Lee Yen-Chieh, Lin Chin-Hsien, Wu Ruey-Meei, Lin Jou-Wei, Chang Chia-Hsuin, Lai Mei-Shu
Department of Family Medicine, Cathay General Hospital, Taipei, Taiwan.
Department of Neurology, National Taiwan University Hospital, Taipei, Taiwan.
PLoS One. 2014 Jun 9;9(6):e98961. doi: 10.1371/journal.pone.0098961. eCollection 2014.
Hypertension has been associated with Parkinson's disease (PD), but data on antihypertensive drugs and PD are inconclusive. We aim to evaluate antihypertensive drugs for an association with PD in hypertensive patients.
Hypertensive patients who were free of PD, dementia and stroke were recruited from 2005-2006 using Taiwan National Health Insurance Database. We examined the association between the use of calcium channel blockers (CCBs), angiotensin converting enzyme inhibitors (ACEIs), angiotensin receptor blockers (ARBs) and the incidence of PD using beta-blockers as the reference. Cox regression model with time-varying medication use was applied.

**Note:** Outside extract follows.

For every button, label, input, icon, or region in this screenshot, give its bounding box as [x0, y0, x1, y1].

Among 65,001 hypertensive patients with a mean follow-up period of 4.6 years, use of dihydropyridine CCBs, but not non-dihydropyridine CCBs, was associated with a reduced risk of PD (adjusted hazard ratio [aHR] = 0.71; 95% CI, 0.57-0.90). Additionally, use of central-acting CCBs, rather than peripheral-acting ones, was associated with a decreased risk of PD (aHR = .69 [55-0.87]. Further decreased association was observed for higher cumulative doses of felodipine (aHR = 0.54 [0.36-0.80]) and amlodipine (aHR = 0.60 [0.45-0.79]). There was no association between the use of ACEIs (aHR = 0.80 [0.64-1.00]) or ARBs (aHR = 0.86 [0.69-1.08]) with PD. A potentially decreased association was only found for higher cumulative use of ACEIs (HR = 0.52 [0.34-0.80]) and ARBs (HR = 0.52 [0.33-0.80]).
Our study suggests centrally-acting dihydropyridine CCB use and high cumulative doses of ACEIs and ARBs may associate with a decreased incidence of PD in hypertensive patients. Further long-term follow-up studies are needed to confirm the potential beneficial effects of antihypertensive agents in PD.
高血压与帕金森病(PD)相关,但关于抗高血压药物与PD的数据尚无定论。我们旨在评估高血压患者中抗高血压药物与PD的关联。
利用台湾国民健康保险数据库,招募了2005年至2006年间无PD、痴呆和中风的高血压患者。我们以β受体阻滞剂作为对照,研究钙通道阻滞剂(CCB)、血管紧张素转换酶抑制剂(ACEI)、血管紧张素受体阻滞剂(ARB)的使用与PD发病率之间的关联。应用了随时间变化用药情况的Cox回归模型。
在65,001名平均随访期为4.6年的高血压患者中,使用二氢吡啶类CCB而非非二氢吡啶类CCB与PD风险降低相关(调整后风险比[aHR]=0.71;95%可信区间[CI],0.57 - 0.90)。此外,使用中枢作用CCB而非外周作用CCB与PD风险降低相关(aHR = 0.69[0.55 - 0.87])。对于更高累积剂量的非洛地平(aHR = 0.54[0.36 - 0.80])和氨氯地平(aHR = 0.60[0.45 - 0.79]),观察到关联进一步降低。ACEI(aHR = 0.80[0.64 - 1.00])或ARB(aHR = 0.86[0.69 - 1.08])的使用与PD之间无关联。仅在ACEI和ARB更高累积使用量时发现潜在的关联降低(风险比[HR]=0.52[0.34 - 0.80]和HR = 0.52[0.33 - 0.80])。
我们的研究表明,中枢作用的二氢吡啶类CCB的使用以及ACEI和ARB的高累积剂量可能与高血压患者中PD发病率降低相关。需要进一步的长期随访研究来证实抗高血压药物对PD的潜在有益作用。